Any policy regarding the issue of parallel imports will also be interesting to watch.  In the 80’s and early 90’s disgruntled British customers started to obtain cars direct from cheaper EU jurisdictions.  Large car supermarkets soon started to appear spotting an opportunity to make good profit by means of parallel imports.  Will that happen again?  Will online discounters, with reduced costs, challenge the traditional retail model which involve large showrooms showcasing their manufacturers vehicles at great cost to them.

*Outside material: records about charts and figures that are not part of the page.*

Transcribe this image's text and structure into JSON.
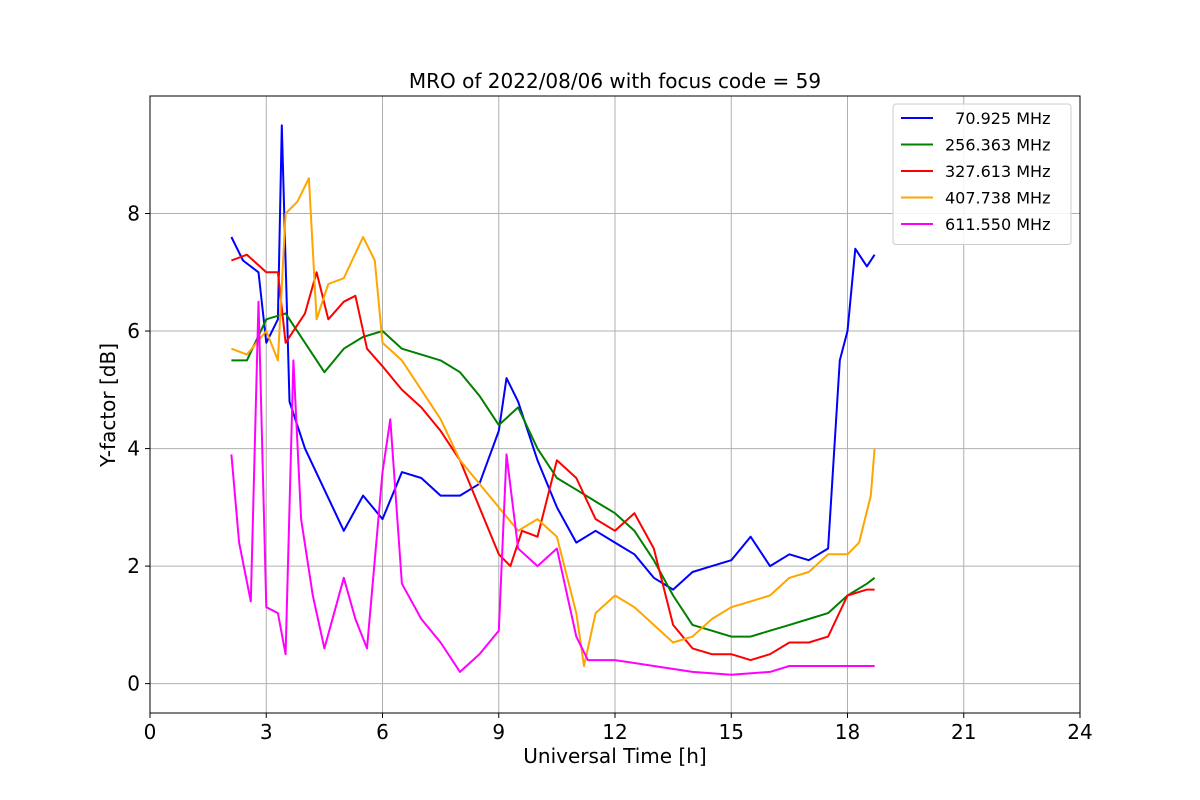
{
  "chart_data": {
    "type": "line",
    "title": "MRO of 2022/08/06 with focus code = 59",
    "xlabel": "Universal Time [h]",
    "ylabel": "Y-factor [dB]",
    "xlim": [
      0,
      24
    ],
    "ylim": [
      -0.5,
      10
    ],
    "xticks": [
      0,
      3,
      6,
      9,
      12,
      15,
      18,
      21,
      24
    ],
    "yticks": [
      0,
      2,
      4,
      6,
      8
    ],
    "grid": true,
    "legend_position": "top-right",
    "series": [
      {
        "name": "  70.925 MHz",
        "color": "#0000ff",
        "x": [
          2.1,
          2.4,
          2.8,
          3.0,
          3.3,
          3.4,
          3.6,
          4.0,
          4.5,
          5.0,
          5.5,
          6.0,
          6.5,
          7.0,
          7.5,
          8.0,
          8.5,
          9.0,
          9.2,
          9.5,
          10.0,
          10.5,
          11.0,
          11.5,
          12.0,
          12.5,
          13.0,
          13.5,
          14.0,
          14.5,
          15.0,
          15.5,
          16.0,
          16.5,
          17.0,
          17.5,
          17.8,
          18.0,
          18.2,
          18.5,
          18.7
        ],
        "y": [
          7.6,
          7.2,
          7.0,
          5.8,
          6.2,
          9.5,
          4.8,
          4.0,
          3.3,
          2.6,
          3.2,
          2.8,
          3.6,
          3.5,
          3.2,
          3.2,
          3.4,
          4.3,
          5.2,
          4.8,
          3.8,
          3.0,
          2.4,
          2.6,
          2.4,
          2.2,
          1.8,
          1.6,
          1.9,
          2.0,
          2.1,
          2.5,
          2.0,
          2.2,
          2.1,
          2.3,
          5.5,
          6.0,
          7.4,
          7.1,
          7.3
        ]
      },
      {
        "name": "256.363 MHz",
        "color": "#008000",
        "x": [
          2.1,
          2.5,
          3.0,
          3.5,
          4.0,
          4.5,
          5.0,
          5.5,
          6.0,
          6.5,
          7.0,
          7.5,
          8.0,
          8.5,
          9.0,
          9.5,
          10.0,
          10.5,
          11.0,
          11.5,
          12.0,
          12.5,
          13.0,
          13.5,
          14.0,
          14.5,
          15.0,
          15.5,
          16.0,
          16.5,
          17.0,
          17.5,
          18.0,
          18.5,
          18.7
        ],
        "y": [
          5.5,
          5.5,
          6.2,
          6.3,
          5.8,
          5.3,
          5.7,
          5.9,
          6.0,
          5.7,
          5.6,
          5.5,
          5.3,
          4.9,
          4.4,
          4.7,
          4.0,
          3.5,
          3.3,
          3.1,
          2.9,
          2.6,
          2.1,
          1.5,
          1.0,
          0.9,
          0.8,
          0.8,
          0.9,
          1.0,
          1.1,
          1.2,
          1.5,
          1.7,
          1.8
        ]
      },
      {
        "name": "327.613 MHz",
        "color": "#ff0000",
        "x": [
          2.1,
          2.5,
          3.0,
          3.3,
          3.5,
          4.0,
          4.3,
          4.6,
          5.0,
          5.3,
          5.6,
          6.0,
          6.5,
          7.0,
          7.5,
          8.0,
          8.5,
          9.0,
          9.3,
          9.6,
          10.0,
          10.5,
          11.0,
          11.5,
          12.0,
          12.5,
          13.0,
          13.5,
          14.0,
          14.5,
          15.0,
          15.5,
          16.0,
          16.5,
          17.0,
          17.5,
          18.0,
          18.5,
          18.7
        ],
        "y": [
          7.2,
          7.3,
          7.0,
          7.0,
          5.8,
          6.3,
          7.0,
          6.2,
          6.5,
          6.6,
          5.7,
          5.4,
          5.0,
          4.7,
          4.3,
          3.8,
          3.0,
          2.2,
          2.0,
          2.6,
          2.5,
          3.8,
          3.5,
          2.8,
          2.6,
          2.9,
          2.3,
          1.0,
          0.6,
          0.5,
          0.5,
          0.4,
          0.5,
          0.7,
          0.7,
          0.8,
          1.5,
          1.6,
          1.6
        ]
      },
      {
        "name": "407.738 MHz",
        "color": "#ffa500",
        "x": [
          2.1,
          2.5,
          3.0,
          3.3,
          3.5,
          3.8,
          4.1,
          4.3,
          4.6,
          5.0,
          5.5,
          5.8,
          6.0,
          6.5,
          7.0,
          7.5,
          8.0,
          8.5,
          9.0,
          9.5,
          10.0,
          10.5,
          11.0,
          11.2,
          11.5,
          12.0,
          12.5,
          13.0,
          13.5,
          14.0,
          14.5,
          15.0,
          15.5,
          16.0,
          16.5,
          17.0,
          17.5,
          18.0,
          18.3,
          18.6,
          18.7
        ],
        "y": [
          5.7,
          5.6,
          6.0,
          5.5,
          8.0,
          8.2,
          8.6,
          6.2,
          6.8,
          6.9,
          7.6,
          7.2,
          5.8,
          5.5,
          5.0,
          4.5,
          3.8,
          3.4,
          3.0,
          2.6,
          2.8,
          2.5,
          1.2,
          0.3,
          1.2,
          1.5,
          1.3,
          1.0,
          0.7,
          0.8,
          1.1,
          1.3,
          1.4,
          1.5,
          1.8,
          1.9,
          2.2,
          2.2,
          2.4,
          3.2,
          4.0
        ]
      },
      {
        "name": "611.550 MHz",
        "color": "#ff00ff",
        "x": [
          2.1,
          2.3,
          2.6,
          2.8,
          3.0,
          3.3,
          3.5,
          3.7,
          3.9,
          4.2,
          4.5,
          5.0,
          5.3,
          5.6,
          6.0,
          6.2,
          6.5,
          7.0,
          7.5,
          8.0,
          8.5,
          9.0,
          9.2,
          9.5,
          10.0,
          10.5,
          11.0,
          11.3,
          11.6,
          12.0,
          13.0,
          14.0,
          15.0,
          16.0,
          16.5,
          17.0,
          17.5,
          18.0,
          18.5,
          18.7
        ],
        "y": [
          3.9,
          2.4,
          1.4,
          6.5,
          1.3,
          1.2,
          0.5,
          5.5,
          2.8,
          1.5,
          0.6,
          1.8,
          1.1,
          0.6,
          3.6,
          4.5,
          1.7,
          1.1,
          0.7,
          0.2,
          0.5,
          0.9,
          3.9,
          2.3,
          2.0,
          2.3,
          0.8,
          0.4,
          0.4,
          0.4,
          0.3,
          0.2,
          0.15,
          0.2,
          0.3,
          0.3,
          0.3,
          0.3,
          0.3,
          0.3
        ]
      }
    ]
  }
}
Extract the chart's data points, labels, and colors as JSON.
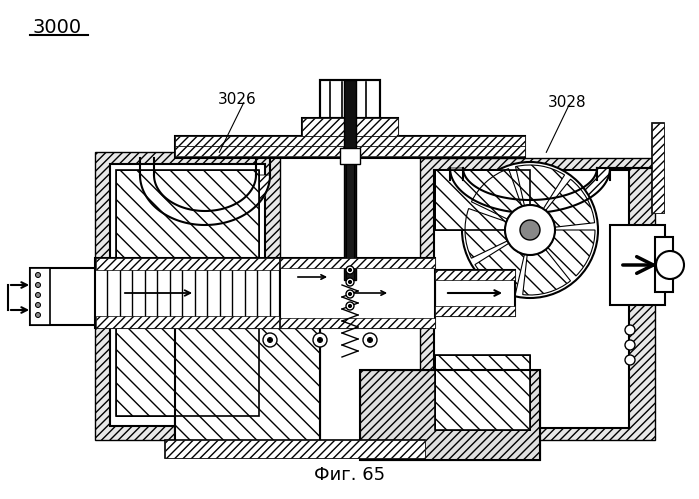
{
  "title": "Фиг. 65",
  "label_top_left": "3000",
  "label_3026": "3026",
  "label_3028": "3028",
  "bg_color": "#ffffff",
  "line_color": "#000000",
  "title_fontsize": 13,
  "label_fontsize": 11,
  "fig_width": 6.99,
  "fig_height": 4.99,
  "dpi": 100
}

Brexit is a divisive topic.  As has been seen with the fishing industry post Brexit, policy appears to be as much about playing to the crowd as it is about protecting British fishermen.  The car market in the UK is an important one politically and economically not to mention symbolically given our once great car industry.  There are many that feel that UK dealers should be given extensive protection which mirror those in the States and those enjoyed in Europe.  However, there are many that favour a market which regulates itself.


Executive Vice-President Margrethe Vestager, in charge of competition policy, said: “Our evaluation has shown that the Motor Vehicle Block Exemption Regulation has made it easier for businesses in the automotive sector to assess whether their agreements are in line with the EU rules on competition. At the same time, it showed that we need to take into account the emergence of new technologies and the increasing role of data in competitive dynamics in this industry. The Commission will therefore reflect on how to address these issues to ensure that the rules remain fit for a rapidly changing automotive industry.

The current government is neo-liberal.  Neo-liberal politicians prefer to let the market regulate itself.  Whether that happens, or, the government concur with Ms Vestager will be a topic which will be closely watched and provoke plenty of comment, no doubt.

Disclaimer: this article is not to be relied upon as legal advice. The circumstances of each case differ and legal advice specific to the individual case should always be sought.